De esos casos hablan Javier Marías y Lionel Shriver en un artículo y una conferencia plenaria, respectivamente (La cruzada contra la imaginación de 2020 y Fiction and Identity Politics de 2016). Y ambos concluyen que si se impone esta censura se acabaría con la ficción, puesto que los escritores son los apropiadores por excelencia.

En el ámbito de las ficciones, es muy normal, como indica ya el propio término, que se inventen o finjan cosas, que las historias no estén escritas sólo por quienes coinciden, en su biografía, su sexo, su lenguaje, su punto de vista, su voz, etcétera, con los personajes y la peripecia narrada.
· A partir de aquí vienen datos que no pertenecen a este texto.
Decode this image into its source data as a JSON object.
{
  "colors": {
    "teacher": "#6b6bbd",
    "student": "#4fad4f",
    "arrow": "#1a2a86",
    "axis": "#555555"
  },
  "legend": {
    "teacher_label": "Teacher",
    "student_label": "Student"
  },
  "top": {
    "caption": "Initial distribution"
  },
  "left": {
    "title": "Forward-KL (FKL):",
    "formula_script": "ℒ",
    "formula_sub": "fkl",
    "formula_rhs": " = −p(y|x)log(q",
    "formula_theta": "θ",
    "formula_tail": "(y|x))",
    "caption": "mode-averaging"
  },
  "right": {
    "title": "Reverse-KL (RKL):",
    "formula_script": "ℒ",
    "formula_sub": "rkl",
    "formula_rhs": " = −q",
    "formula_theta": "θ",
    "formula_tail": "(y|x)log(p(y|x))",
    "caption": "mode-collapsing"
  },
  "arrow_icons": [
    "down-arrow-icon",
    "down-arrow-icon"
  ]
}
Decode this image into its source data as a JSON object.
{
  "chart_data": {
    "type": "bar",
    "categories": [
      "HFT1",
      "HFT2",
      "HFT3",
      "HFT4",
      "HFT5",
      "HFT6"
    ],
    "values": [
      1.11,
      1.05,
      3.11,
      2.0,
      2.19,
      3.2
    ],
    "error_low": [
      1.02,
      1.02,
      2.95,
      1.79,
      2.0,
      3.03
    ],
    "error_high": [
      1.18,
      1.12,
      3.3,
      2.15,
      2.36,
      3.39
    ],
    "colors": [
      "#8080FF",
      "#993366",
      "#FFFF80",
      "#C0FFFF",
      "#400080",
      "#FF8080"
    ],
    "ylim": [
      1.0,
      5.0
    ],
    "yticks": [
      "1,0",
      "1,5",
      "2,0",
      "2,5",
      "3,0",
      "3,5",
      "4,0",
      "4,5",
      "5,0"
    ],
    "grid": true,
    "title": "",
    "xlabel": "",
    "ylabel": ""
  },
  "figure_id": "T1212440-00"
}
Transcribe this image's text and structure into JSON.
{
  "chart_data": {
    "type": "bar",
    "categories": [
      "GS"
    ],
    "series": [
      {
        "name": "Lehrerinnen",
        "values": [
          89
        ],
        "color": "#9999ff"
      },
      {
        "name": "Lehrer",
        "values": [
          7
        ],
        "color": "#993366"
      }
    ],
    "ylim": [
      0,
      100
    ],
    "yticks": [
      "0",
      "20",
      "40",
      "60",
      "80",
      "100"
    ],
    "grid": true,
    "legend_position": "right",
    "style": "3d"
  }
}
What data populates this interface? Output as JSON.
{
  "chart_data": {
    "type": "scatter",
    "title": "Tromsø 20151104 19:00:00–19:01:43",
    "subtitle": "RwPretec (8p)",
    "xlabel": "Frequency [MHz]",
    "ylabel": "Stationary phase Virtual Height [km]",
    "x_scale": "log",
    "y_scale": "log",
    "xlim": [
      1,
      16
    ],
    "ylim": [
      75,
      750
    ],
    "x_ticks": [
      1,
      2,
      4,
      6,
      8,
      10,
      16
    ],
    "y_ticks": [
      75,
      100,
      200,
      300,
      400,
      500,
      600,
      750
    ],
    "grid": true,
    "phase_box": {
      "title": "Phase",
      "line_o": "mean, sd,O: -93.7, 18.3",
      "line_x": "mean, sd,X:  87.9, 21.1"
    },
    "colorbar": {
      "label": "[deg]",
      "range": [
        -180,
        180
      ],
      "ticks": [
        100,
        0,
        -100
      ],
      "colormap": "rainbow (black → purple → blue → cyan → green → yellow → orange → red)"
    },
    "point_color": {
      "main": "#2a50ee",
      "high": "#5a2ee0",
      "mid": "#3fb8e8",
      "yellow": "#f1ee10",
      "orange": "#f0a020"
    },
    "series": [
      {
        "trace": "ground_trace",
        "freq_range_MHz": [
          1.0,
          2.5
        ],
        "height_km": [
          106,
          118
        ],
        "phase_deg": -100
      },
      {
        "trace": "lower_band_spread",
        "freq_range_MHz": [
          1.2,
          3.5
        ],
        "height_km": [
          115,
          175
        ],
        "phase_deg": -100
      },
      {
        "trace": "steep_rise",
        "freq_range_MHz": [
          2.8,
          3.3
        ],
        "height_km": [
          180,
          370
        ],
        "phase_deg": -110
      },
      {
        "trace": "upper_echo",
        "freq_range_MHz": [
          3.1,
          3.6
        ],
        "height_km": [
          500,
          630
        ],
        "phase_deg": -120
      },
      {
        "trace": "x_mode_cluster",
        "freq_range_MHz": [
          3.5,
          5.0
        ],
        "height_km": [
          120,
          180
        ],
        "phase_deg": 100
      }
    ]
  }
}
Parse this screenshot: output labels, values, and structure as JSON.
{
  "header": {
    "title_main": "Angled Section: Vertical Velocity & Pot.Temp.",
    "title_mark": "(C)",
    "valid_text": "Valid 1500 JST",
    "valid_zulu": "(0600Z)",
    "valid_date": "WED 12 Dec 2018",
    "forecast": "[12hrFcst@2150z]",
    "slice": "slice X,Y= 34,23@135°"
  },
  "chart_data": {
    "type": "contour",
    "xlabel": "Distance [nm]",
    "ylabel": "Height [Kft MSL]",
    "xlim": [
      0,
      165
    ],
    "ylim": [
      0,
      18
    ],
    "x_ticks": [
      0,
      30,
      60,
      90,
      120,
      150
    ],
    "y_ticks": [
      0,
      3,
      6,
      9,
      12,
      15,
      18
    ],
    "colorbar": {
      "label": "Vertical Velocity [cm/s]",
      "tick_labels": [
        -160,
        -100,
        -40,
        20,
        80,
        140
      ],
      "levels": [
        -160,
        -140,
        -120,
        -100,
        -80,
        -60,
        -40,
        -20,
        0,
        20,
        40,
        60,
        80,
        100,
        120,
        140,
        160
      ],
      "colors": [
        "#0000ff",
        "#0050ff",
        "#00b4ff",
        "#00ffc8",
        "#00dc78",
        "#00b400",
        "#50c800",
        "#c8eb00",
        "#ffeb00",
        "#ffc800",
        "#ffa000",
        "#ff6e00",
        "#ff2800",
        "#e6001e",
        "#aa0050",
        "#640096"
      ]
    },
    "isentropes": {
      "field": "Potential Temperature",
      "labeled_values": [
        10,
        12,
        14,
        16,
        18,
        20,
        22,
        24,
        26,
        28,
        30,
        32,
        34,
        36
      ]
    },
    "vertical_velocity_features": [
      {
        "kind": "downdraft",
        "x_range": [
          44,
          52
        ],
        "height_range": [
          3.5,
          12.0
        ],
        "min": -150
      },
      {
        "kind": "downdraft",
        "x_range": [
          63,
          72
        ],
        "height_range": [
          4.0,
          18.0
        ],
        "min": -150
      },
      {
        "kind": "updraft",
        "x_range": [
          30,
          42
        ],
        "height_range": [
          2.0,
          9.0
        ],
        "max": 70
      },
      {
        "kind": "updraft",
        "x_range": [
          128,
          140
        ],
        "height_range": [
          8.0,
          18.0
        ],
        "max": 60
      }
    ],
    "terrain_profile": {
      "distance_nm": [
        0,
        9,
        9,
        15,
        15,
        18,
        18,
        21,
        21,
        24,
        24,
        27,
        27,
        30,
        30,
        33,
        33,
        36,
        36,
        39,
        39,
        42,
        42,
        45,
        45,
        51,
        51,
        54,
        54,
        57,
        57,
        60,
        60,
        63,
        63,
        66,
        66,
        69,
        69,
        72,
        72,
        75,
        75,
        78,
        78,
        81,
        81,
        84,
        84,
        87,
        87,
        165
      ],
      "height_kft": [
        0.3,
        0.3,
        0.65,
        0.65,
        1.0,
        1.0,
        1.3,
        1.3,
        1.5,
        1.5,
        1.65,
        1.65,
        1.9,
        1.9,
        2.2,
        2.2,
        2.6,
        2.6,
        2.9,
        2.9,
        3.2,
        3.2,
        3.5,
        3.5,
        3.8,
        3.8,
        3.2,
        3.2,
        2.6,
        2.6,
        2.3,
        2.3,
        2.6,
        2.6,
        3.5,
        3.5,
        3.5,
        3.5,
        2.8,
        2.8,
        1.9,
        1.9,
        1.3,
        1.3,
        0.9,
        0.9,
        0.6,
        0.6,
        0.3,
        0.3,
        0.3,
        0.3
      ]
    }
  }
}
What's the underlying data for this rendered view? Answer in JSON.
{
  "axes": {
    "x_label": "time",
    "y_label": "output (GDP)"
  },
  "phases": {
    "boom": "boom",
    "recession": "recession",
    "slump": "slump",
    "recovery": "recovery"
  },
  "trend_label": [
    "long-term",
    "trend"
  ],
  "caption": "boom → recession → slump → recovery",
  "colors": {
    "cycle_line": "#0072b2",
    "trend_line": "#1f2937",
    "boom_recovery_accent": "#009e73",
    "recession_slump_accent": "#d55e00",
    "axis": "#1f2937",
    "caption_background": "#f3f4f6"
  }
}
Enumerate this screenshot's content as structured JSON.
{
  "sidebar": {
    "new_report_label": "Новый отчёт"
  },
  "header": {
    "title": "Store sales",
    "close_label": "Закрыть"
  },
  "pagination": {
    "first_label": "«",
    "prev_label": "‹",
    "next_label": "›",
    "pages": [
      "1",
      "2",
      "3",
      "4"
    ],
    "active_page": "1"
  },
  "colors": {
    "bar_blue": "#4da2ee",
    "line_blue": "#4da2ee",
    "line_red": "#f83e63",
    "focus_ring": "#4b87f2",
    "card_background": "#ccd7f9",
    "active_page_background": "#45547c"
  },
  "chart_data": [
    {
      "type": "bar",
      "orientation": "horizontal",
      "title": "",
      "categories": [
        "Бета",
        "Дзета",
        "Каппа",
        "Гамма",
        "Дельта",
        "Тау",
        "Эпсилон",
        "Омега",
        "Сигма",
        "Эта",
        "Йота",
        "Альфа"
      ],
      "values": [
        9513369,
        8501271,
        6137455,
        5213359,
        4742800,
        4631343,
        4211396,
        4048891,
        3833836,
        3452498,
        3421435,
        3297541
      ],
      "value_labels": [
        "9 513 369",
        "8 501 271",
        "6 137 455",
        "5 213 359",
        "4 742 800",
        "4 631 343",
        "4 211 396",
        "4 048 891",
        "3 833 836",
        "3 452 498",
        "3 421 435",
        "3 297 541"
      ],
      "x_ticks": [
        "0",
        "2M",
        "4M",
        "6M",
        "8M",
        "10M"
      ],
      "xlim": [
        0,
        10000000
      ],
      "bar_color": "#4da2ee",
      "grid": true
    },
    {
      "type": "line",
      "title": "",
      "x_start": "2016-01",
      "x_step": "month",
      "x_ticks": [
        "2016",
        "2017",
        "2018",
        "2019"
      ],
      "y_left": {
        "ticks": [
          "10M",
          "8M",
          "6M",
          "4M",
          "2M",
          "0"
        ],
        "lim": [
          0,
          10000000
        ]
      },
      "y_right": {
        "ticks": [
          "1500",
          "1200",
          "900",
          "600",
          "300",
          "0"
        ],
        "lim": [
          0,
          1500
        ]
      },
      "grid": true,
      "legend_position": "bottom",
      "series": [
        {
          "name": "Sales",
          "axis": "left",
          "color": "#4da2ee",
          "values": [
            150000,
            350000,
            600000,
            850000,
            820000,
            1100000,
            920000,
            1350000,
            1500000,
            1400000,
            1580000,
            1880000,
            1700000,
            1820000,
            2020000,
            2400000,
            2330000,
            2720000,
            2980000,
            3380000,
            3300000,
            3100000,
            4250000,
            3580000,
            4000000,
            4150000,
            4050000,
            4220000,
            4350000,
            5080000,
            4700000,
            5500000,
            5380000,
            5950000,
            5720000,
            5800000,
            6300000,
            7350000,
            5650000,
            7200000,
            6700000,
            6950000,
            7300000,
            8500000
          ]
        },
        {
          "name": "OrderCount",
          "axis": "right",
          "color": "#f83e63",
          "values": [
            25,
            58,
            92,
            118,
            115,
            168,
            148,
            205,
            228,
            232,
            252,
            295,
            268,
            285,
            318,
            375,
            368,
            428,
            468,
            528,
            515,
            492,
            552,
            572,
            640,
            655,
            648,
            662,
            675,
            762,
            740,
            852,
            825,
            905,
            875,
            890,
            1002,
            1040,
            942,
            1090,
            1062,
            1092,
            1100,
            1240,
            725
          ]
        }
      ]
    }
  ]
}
Es la razón por la que existe Madame Bovary de la novela homónima de Gustave Flaubert; o la Catriona de Robert Louis Stevenson; o la Anna Karenina de Leo Tolstoy; o Victor Frankenstein y su criatura, inventados por una mujer, Mary Shelley; o el detective Poirot de Agatha Christie; o el comisario Guido Brunetti de las novelas venecianas de Donna Leon; o el Heathcliff de Emily Brontë; o el Harry Potter de J.K. Rowling. Y Kafka no era un insecto, como su Gregor Samsa de La metamorfosis; ni Anna Sewell un caballo, como su protagonista Bessie de Belleza negra; ni Jack London un perro, como el Buck de La llamada de lo salvaje. Sin ir más lejos, porque la lista es infinita. Así que déjennos en paz y déjennos fingir, jugar e inventar, por favor.